Ah yes, it's only the most significant German army surrender in World War II and one of the most pivotal moments in modern history. The picture, it turns out, is the only color photo in existence documenting German command giving up Northwest Germany, the Netherlands and Denmark to the allies. Not even the Imperial War Museum in London has a color photograph of the occasion.

Apparently Ronald Playforth, who was a clerk for Field Marshal Bernard Montgomery (aka the badass accepting the surrender) took the picture from the bushes even though no one was supposed to be photographing the event. Then he tucked it away for 64 years and didn't tell anyone about it except his family. It wasn't until 2009 when his family finally decided to share the photo with the world, or more specifically, sell it to the highest bidder.

Burke/Triolo Productions/Brand X
"Probably regret saying it was 'priceless' now, huh?"

Oh, and it wasn't the only rare color photo that popped up long after the war. Hugo Jaeger, one of Hitler's personal photographers, took thousands of photographs during his time with the Fuhrer. He was also one of the few photographers that regularly used color film at that time. At the end of the war, Jaeger buried his photographs near Munich and didn't show them to anyone until 1965, when he sold them to Life Magazine. In 2009 they were published on an online gallery. Despite all the footage and photographs that exist of Hitler and a swastika adorned Germany, it's still shocking to suddenly see them all in color.

Hugo Jaeger via Life
You can really make out Hitler's combover in that last one.

#1. A Top Secret Carrier Pigeon Message Discovered in 2012

Lee Sanders via The Telegraph

In November of 2012, Englishman David Martin of Surrey discovered the skeleton of a pigeon in his chimney. That part is pretty routine -- birds fly into chimneys all the time, because they are stupid. But this bird skeleton had a small red capsule attached to its leg. Holy shit, it's probably full of tiny gifts! It's the bird Santa Claus!

The truth was almost as strange: Inside was a coded WWII era message that had been sealed ever since it was written 70 some years ago (needless to say, this particular pigeon was a spectacular failure at its job). The letter contained 27 groups of 5 letters and was signed by a Sergeant W. Stott. After David Martin contacted the local media, the Government Communications Headquarters took a crack at decoding what was likely one of their own codes...and failed miserably. Seriously, they couldn't even get close to breaking it. After weeks, the code crackers had made no progress and the news media claimed that the code was unbreakable.

Lee Sanders via The Telegraph
"We've been through every breakfast cereal on the market!

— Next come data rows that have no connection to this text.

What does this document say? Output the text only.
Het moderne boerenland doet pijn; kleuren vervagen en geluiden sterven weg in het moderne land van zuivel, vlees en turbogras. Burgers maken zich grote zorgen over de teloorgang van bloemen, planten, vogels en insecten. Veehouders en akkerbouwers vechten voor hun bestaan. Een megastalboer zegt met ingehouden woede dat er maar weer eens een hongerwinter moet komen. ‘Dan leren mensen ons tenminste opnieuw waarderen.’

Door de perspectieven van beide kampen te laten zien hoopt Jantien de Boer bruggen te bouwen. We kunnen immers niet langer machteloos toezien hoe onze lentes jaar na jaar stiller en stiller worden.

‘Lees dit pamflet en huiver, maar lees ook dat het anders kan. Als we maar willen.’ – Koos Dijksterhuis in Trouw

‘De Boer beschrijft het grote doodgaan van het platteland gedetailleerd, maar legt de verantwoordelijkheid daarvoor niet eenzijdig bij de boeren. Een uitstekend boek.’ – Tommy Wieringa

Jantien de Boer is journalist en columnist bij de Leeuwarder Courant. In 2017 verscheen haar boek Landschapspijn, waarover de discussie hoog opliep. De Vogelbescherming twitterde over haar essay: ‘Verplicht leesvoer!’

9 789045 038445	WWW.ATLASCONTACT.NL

None of the decoder rings work!"

But in December of the same year, Canadian Gordon Young claimed to have partially cracked the code. Using a WWI era codebook, Young deciphered some of the message in less than 20 minutes. According to him, some of the message read:

"Hit Jerry's Right or Reserve Battery Here. Already know electrical engineers headquarters. Troops, panzers, batteries, engineers, here."

Sergeant Stott turned out to be a 27 year old paratrooper who had dropped into Normandy behind enemy lines to evaluate the size of the German Army in the area. Young claims that the rest of the code may be either unsolvable, or possibly fake to try and fool any Germans stationed inside the chimneys of cottages.

"Claus, for the last time, get out of the damn chimney!"